Zum Glück gibt es Unternehmen, die sich mit solchen und weiteren Problemen im Badezimmer beschäftigen.

Joulia – energiesparendes Duschen

Das Schweizer Unternehmen Joulia wirkt diesem Problem entgegen. Mit einer speziellen Duschrinne macht Joulia es möglich, das warme Wasser, welches beim Duschen verbraucht wird, effizienter zu nutzen. Die Wärmeenergie des Wassers wird so genutzt, um nachströmendes kaltes Wasser vorzuwärmen. Denn wenn das kalte Wasser bereits erwärmt ist, muss weniger heißes Wasser beigefügt werden, um auf die gewünschte Temperatur zu kommen.

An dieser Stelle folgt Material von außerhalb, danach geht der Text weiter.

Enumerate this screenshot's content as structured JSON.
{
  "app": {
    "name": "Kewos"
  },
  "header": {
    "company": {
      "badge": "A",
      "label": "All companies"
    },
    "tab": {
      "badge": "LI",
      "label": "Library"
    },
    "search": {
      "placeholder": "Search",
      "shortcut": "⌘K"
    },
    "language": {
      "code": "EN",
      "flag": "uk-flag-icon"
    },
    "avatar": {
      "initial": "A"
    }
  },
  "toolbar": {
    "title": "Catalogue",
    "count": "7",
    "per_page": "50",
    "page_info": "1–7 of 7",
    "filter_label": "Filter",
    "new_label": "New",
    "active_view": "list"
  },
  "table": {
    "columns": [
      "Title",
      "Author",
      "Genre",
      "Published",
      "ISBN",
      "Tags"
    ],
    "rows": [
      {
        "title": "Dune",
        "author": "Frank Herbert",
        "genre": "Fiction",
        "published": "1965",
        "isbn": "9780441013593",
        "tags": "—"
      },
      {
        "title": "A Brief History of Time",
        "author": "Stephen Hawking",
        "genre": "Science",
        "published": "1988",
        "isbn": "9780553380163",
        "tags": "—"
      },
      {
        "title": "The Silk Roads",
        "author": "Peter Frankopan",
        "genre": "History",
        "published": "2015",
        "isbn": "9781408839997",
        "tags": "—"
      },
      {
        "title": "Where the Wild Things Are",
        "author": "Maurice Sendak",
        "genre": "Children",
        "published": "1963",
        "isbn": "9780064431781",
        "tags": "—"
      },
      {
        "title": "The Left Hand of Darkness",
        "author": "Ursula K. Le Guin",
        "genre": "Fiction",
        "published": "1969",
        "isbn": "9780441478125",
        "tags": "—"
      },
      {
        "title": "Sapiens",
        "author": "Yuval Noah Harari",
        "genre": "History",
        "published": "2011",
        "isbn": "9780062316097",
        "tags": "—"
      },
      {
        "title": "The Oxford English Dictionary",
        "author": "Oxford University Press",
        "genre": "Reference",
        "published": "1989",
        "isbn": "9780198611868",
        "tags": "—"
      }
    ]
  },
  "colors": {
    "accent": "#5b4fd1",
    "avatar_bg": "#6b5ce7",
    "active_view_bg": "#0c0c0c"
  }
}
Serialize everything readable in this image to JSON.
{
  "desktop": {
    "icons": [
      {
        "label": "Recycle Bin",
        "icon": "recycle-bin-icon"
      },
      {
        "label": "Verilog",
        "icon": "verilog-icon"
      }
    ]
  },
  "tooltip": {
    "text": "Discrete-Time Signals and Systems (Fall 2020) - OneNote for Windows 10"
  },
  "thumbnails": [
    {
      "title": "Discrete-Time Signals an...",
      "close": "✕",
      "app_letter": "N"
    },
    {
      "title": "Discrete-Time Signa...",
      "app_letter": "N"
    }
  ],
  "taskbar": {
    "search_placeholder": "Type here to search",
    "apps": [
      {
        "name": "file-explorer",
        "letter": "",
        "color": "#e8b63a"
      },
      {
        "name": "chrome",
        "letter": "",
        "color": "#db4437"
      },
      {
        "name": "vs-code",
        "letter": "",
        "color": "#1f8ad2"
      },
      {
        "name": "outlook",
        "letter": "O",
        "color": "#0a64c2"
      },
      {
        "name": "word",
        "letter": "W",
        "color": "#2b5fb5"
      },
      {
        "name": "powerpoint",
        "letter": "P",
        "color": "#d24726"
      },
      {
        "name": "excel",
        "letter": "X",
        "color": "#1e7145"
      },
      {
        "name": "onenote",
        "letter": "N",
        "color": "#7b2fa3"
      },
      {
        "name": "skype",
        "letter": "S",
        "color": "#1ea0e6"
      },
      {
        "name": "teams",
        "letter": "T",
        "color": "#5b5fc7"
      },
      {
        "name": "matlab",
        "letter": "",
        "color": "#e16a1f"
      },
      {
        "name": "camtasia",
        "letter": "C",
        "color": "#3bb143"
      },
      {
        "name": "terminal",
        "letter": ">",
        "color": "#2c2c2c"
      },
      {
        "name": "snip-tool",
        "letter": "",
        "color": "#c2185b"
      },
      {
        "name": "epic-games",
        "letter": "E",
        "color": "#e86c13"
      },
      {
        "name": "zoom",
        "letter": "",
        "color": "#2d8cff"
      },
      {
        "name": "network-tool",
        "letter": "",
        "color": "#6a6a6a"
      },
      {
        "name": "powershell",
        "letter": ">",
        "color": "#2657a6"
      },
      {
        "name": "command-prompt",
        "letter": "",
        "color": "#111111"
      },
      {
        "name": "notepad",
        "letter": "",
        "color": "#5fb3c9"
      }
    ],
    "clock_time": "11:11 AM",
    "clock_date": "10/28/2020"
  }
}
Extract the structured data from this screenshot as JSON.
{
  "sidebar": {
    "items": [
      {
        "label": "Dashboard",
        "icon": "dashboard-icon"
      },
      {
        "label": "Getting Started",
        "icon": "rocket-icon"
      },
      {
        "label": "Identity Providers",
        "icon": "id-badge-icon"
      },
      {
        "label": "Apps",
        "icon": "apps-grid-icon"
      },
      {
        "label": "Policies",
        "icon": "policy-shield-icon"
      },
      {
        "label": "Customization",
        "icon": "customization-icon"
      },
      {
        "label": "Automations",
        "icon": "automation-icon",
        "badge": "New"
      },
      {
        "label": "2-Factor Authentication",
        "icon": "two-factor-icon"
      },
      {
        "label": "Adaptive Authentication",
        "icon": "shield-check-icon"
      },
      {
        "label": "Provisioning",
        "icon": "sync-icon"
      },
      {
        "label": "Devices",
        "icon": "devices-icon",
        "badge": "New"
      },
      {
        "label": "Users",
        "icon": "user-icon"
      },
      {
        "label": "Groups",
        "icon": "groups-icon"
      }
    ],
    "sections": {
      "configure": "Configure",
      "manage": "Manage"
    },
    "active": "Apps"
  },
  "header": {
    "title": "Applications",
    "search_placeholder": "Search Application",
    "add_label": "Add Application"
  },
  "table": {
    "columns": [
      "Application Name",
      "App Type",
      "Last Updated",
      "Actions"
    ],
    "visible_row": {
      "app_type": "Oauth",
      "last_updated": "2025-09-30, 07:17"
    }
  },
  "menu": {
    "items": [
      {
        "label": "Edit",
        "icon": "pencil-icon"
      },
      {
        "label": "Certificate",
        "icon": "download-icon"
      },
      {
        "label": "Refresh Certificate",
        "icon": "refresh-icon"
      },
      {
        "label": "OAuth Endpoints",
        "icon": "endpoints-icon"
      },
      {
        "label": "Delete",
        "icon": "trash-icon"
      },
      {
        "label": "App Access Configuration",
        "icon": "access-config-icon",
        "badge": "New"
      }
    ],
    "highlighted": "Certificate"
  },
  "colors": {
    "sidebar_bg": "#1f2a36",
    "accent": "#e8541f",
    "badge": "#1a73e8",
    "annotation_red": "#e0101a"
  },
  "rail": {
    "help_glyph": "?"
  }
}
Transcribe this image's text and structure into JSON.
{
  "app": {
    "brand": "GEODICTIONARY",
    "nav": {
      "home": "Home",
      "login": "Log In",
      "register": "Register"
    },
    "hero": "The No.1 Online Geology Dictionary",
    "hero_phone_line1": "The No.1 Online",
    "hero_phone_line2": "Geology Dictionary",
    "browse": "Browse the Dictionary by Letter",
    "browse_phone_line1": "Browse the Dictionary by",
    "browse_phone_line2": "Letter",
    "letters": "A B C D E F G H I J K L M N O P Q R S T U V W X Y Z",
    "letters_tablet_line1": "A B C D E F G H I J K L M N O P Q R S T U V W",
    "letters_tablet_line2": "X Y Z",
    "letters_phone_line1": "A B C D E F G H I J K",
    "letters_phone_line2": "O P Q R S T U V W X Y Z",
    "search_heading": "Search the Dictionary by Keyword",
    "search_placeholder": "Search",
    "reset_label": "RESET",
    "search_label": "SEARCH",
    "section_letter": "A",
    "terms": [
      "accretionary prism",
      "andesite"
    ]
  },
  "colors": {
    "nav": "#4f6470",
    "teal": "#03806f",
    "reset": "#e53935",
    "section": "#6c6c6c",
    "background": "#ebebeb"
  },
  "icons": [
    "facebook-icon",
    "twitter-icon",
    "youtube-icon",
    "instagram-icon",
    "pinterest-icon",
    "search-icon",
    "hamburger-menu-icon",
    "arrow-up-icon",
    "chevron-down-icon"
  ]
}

Auf diese Weise spart ihr euch laut der Firma bis zu 42 Prozent Energie, die neueste Linie verspricht sogar bis zu 63 Prozent Energieeinsparung. Raffiniert daran ist, dass das System ganz ohne Strom etc. auskommt. Vorstellen kann man sich den Vorgang etwa so: Das abfließende warme Wasser wird über die Kaltwasser-Rohre geleitet. Im Regelfall mischt man kaltes und heißes Wasser, damit das Duschwasser die richtige Temperatur erreicht. Da das kalte Wasser aber bereits im Zulauf durch das bereits verbrauchte Warmwasser aufgeheizt wird, verbraucht ihr bei eurem täglichen Duschvergnügen weniger heißes Wasser. Das spart nicht nur Geld, sondern ist auch energiesparend. Clever, oder?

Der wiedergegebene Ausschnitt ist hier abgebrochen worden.